Wells Fargo’s newest commercial, “Learning Sign Language” is a hit because it directly addresses recent societal developments that include the acceptance of the LGBT+ community. This study uses Jungian shadow theory to analyze the ways in which the techniques identified by advertising designer Jay Chiat, writer Anne McClintock, and marketing consultant Clotaire Rapaille are utilized in the Wells Fargo commercial “Learning Sign Language.” The purpose of this study is to analyze the ways in which these techniques serve to normalize a number of social issues such as same-sex couple adoption and children with disabilities but can also be used (often simultaneously) to reinforce institutional biases and set new and harmful precedents. In doing so, the Wells Fargo commercial takes advantage of at least five of the seven McClintock propaganda techniques to appeal to their viewers and then provide them with information about the world they live in. It represents Chiat’s “truth” of what it is to be a good parent, regardless of gender.

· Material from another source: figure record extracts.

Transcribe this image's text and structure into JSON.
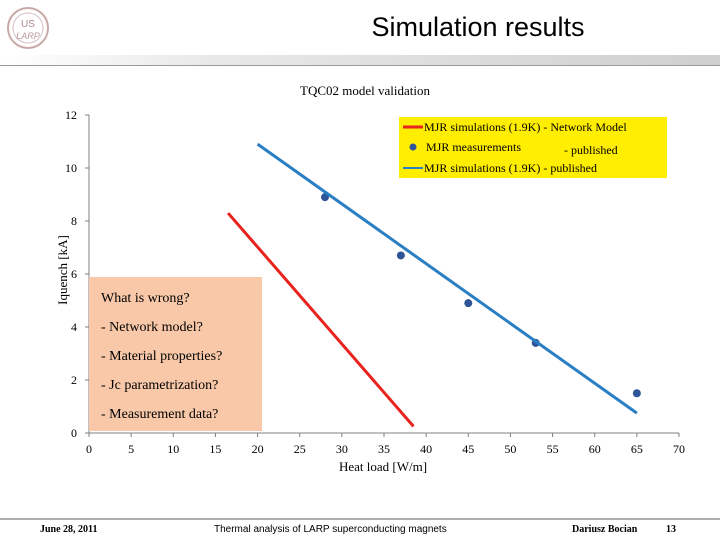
{
  "slide": {
    "title": "Simulation results",
    "logo_text_top": "US",
    "logo_text_bottom": "LARP"
  },
  "chart_data": {
    "type": "line",
    "title": "TQC02 model validation",
    "xlabel": "Heat load [W/m]",
    "ylabel": "Iquench [kA]",
    "xlim": [
      0,
      70
    ],
    "ylim": [
      0,
      12
    ],
    "xticks": [
      0,
      5,
      10,
      15,
      20,
      25,
      30,
      35,
      40,
      45,
      50,
      55,
      60,
      65,
      70
    ],
    "yticks": [
      0,
      2,
      4,
      6,
      8,
      10,
      12
    ],
    "grid": false,
    "legend_placement": "top-right",
    "series": [
      {
        "name": "MJR simulations (1.9K) - Network Model",
        "style": "line",
        "color": "#e8221c",
        "x": [
          16.5,
          38.5
        ],
        "y": [
          8.3,
          0.25
        ]
      },
      {
        "name": "MJR measurements - published",
        "style": "marker",
        "color": "#2e5597",
        "x": [
          28,
          37,
          45,
          53,
          65
        ],
        "y": [
          8.9,
          6.7,
          4.9,
          3.4,
          1.5
        ]
      },
      {
        "name": "MJR simulations (1.9K) - published",
        "style": "line",
        "color": "#2a7fc4",
        "x": [
          20,
          65
        ],
        "y": [
          10.9,
          0.75
        ]
      }
    ],
    "annotation": {
      "heading": "What is wrong?",
      "items": [
        "- Network model?",
        "- Material properties?",
        "- Jc parametrization?",
        "- Measurement data?"
      ],
      "color": "#f8c8a8"
    },
    "legend_box_color": "#ffee00"
  },
  "footer": {
    "date": "June 28, 2011",
    "center": "Thermal analysis of LARP superconducting magnets",
    "author": "Dariusz Bocian",
    "page": "13"
  }
}
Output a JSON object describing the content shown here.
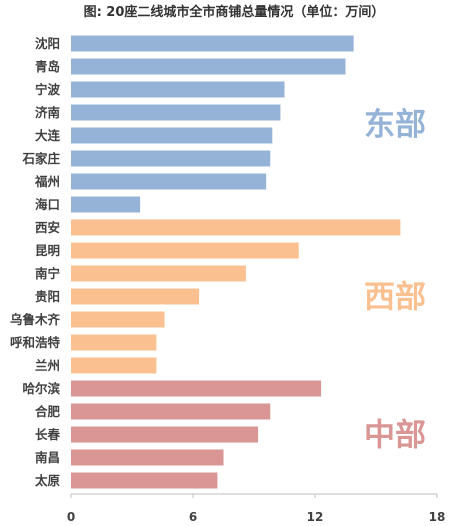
{
  "chart_data": {
    "type": "bar",
    "orientation": "horizontal",
    "title": "图: 20座二线城市全市商铺总量情况（单位：万间）",
    "categories": [
      "沈阳",
      "青岛",
      "宁波",
      "济南",
      "大连",
      "石家庄",
      "福州",
      "海口",
      "西安",
      "昆明",
      "南宁",
      "贵阳",
      "乌鲁木齐",
      "呼和浩特",
      "兰州",
      "哈尔滨",
      "合肥",
      "长春",
      "南昌",
      "太原"
    ],
    "values": [
      13.9,
      13.5,
      10.5,
      10.3,
      9.9,
      9.8,
      9.6,
      3.4,
      16.2,
      11.2,
      8.6,
      6.3,
      4.6,
      4.2,
      4.2,
      12.3,
      9.8,
      9.2,
      7.5,
      7.2
    ],
    "groups": [
      {
        "name": "东部",
        "count": 8,
        "color": "#95b3d7"
      },
      {
        "name": "西部",
        "count": 7,
        "color": "#fac090"
      },
      {
        "name": "中部",
        "count": 5,
        "color": "#d99694"
      }
    ],
    "xlim": [
      0,
      18
    ],
    "xticks": [
      "0",
      "6",
      "12",
      "18"
    ],
    "grid": false
  }
}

Lastly, it accesses both the limbic brain and human shadow to address and expel any lingering social implications about what constitutes a parent worthy of adoption.

Biographies

Alexander Shvarts, Ph.D

Dr. Alexander Shvarts completed a BA in Russian/Sociology and Honors in Sociology at the University of Western Ontario and an MA and a PhD in Sociology at the University of Toronto. He was awarded the University of Toronto Open Fellowship from 1999-2002. He teaches various Sociology, Crime and Deviance, and Race and Ethnicity courses at Humber College, the University of Guelph-Humber, the University of Guelph, the University of Toronto, and the University of Waterloo.  He has presented papers on Russian Entrepreneurs, the Russian Mafia and Russian Jews at several conferences (ASA, CSA, ESS, Kokkalis, EGOS) in Europe, Canada, and the U.S., including Lyon, Boston, Ottawa, Montreal, Anaheim, and New York. Alkexander has published articles on the Russian Mafia in Contemporary Justice Review, International Review of Modern Sociology, and Michigan Sociological Review, and has also published articles on Russian Jews in Diasporic Ruptures: Globality, Migrancy, and Expressions of Identity and Studies in Ethnicity and Nationalism. His book, based on his dissertation, is entitled Russian Transnational Entrepreneurs: Ethnicity, Class and Capital.

Tyler Bunzey, BA

Tyler Bunzey is a third year doctoral candidate in English at UNC-Chapel Hill studying how hip-hop interacts with the continuum of literacy and orality in its compositional process. He also has secondary interests in intersections of religious orthodoxy and hip-hop. Publications: "New Rhymes Over An Old Beat: A Review of Break Beats in the Bronx [by Joseph Ewoodzie]" in Mark Anthony Neal's digital platform NewBlackMan (in Exile) (http://www.newblackmaninexile.net/2017/11/new-rhymes-over-old-beat-revie...) "A Review of Set the World on Fire: Black Nationalist Women and the Global Struggle for Freedom [by Keisha Blain]" in Mark Anthony Neal's digital platform NewBlackMan (in Exile) (http://www.newblackmaninexile.net/2017/11/new-rhymes-over-old-beat-revie...) Entries for Robert Hayden, Toni Cade Bambara, Gayl Jones, and William Styron forthcoming (2019) in Twentieth Century and Contemporary American Literature in Context.

Sara Almalla

Sara Almalla is an undergraduate student and Mellon student fellow in her senior year at California State University, Northridge. She is going into the field of Sociology and her research interests include gender and sexuality in Muslim communities and the diaspora of Muslim women in the United States.